News in our society is managed (see the Republican survey choices above.)
Those of us in the gathering heard the Musicians Union version of what happened at the final negotiations session the previous day. It is highly unlikely that the Union version of the bargaining session will ever see the light of day in the greater community because of who controls the media in this town, and the power people who control the Board of the Minnesota Orchestral Association. (Next on this mornings work, I’ll give my recount of the orchestra situation, and some photos, etc., from yesterdays rally can be found here (scroll down to October 2. This particular post will remain the ‘filing cabinet’ about the Minnesota Orchestra situation.)

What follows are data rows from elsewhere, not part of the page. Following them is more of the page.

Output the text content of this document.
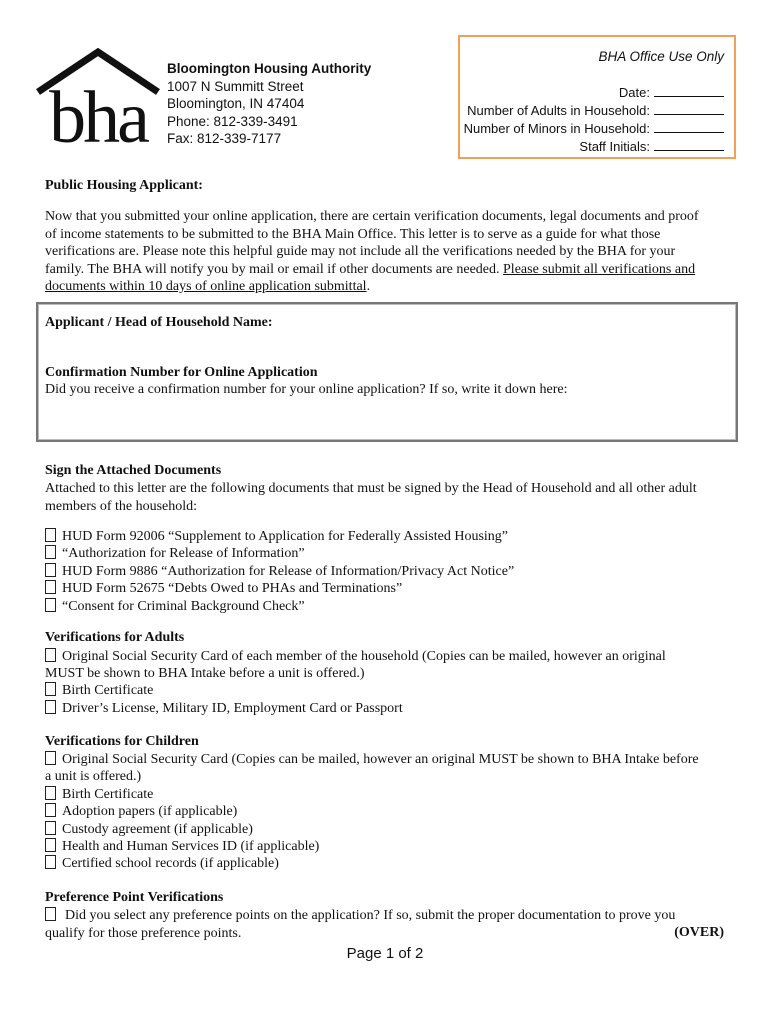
bha
Bloomington Housing Authority
1007 N Summitt Street
Bloomington, IN 47404
Phone: 812-339-3491
Fax: 812-339-7177
BHA Office Use Only
Date:
Number of Adults in Household:
Number of Minors in Household:
Staff Initials:
Public Housing Applicant:
Now that you submitted your online application, there are certain verification documents, legal documents and proof
of income statements to be submitted to the BHA Main Office. This letter is to serve as a guide for what those
verifications are. Please note this helpful guide may not include all the verifications needed by the BHA for your
family. The BHA will notify you by mail or email if other documents are needed. Please submit all verifications and
documents within 10 days of online application submittal.
Applicant / Head of Household Name:
Confirmation Number for Online Application
Did you receive a confirmation number for your online application? If so, write it down here:
Sign the Attached Documents
Attached to this letter are the following documents that must be signed by the Head of Household and all other adult
members of the household:
HUD Form 92006 “Supplement to Application for Federally Assisted Housing”
“Authorization for Release of Information”
HUD Form 9886 “Authorization for Release of Information/Privacy Act Notice”
HUD Form 52675 “Debts Owed to PHAs and Terminations”
“Consent for Criminal Background Check”
Verifications for Adults
Original Social Security Card of each member of the household (Copies can be mailed, however an original
MUST be shown to BHA Intake before a unit is offered.)
Birth Certificate
Driver’s License, Military ID, Employment Card or Passport
Verifications for Children
Original Social Security Card (Copies can be mailed, however an original MUST be shown to BHA Intake before
a unit is offered.)
Birth Certificate
Adoption papers (if applicable)
Custody agreement (if applicable)
Health and Human Services ID (if applicable)
Certified school records (if applicable)
Preference Point Verifications
Did you select any preference points on the application? If so, submit the proper documentation to prove you
qualify for those preference points.	(OVER)
Page 1 of 2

While I don’t have any personal investment in my “outlaws” trip to D.C., and they probably don’t have any personal investment in my outrage at the destructive behavior of the Minnesota Orchestral Association management destroying the Orchestra I love and have willingly supported all these years, I see our predicaments as essentially equal.
We ought to be a country that cares about each other.
We’re in a time of power politics now.
We’ll rue the day.
We must become engaged, actively, in solutions for everyone.
from Joni H, Oct 2, 2013 (a Middle School Principal in a major metropolitan area, conveying a note from a teacher): Thought you’d find this interesting. If anyone wonders how the government shutdown impacts a single classroom… This is what you get [click on link] when you visit usgs.gov (a website that our school uses with it’s 8th grade earth science classes.)
From Flo H, Oct 2, 2013: Think about this. It’s in doubt as to whether we can legally hold the volunteer driven Hike for Hope on the North Country National Scenic Trail (under National Park Service supervision) on Sunday, October 6 but there’s no way that we can actually let the public know, at this late date, that it has to be cancelled. Now, if Congress decides that National Parks will be an exception and grant continuation funding, as some members of Congress are proposing …
It appears that re-opening National Parks is more important to some in Congress than providing resources for 8th-graders earth science curriculum or providing access to healthcare to all. Hope your classes and teachers will fill the empty class time writing to their Representatives, Senators and the President and Letters to the Editor decrying the lunacy of this shut down! Maybe the kids could also suggest a viable compromise. The adults in charge surely can’t figure it out!
From a long retired eighth grade earth science teacher, good luck!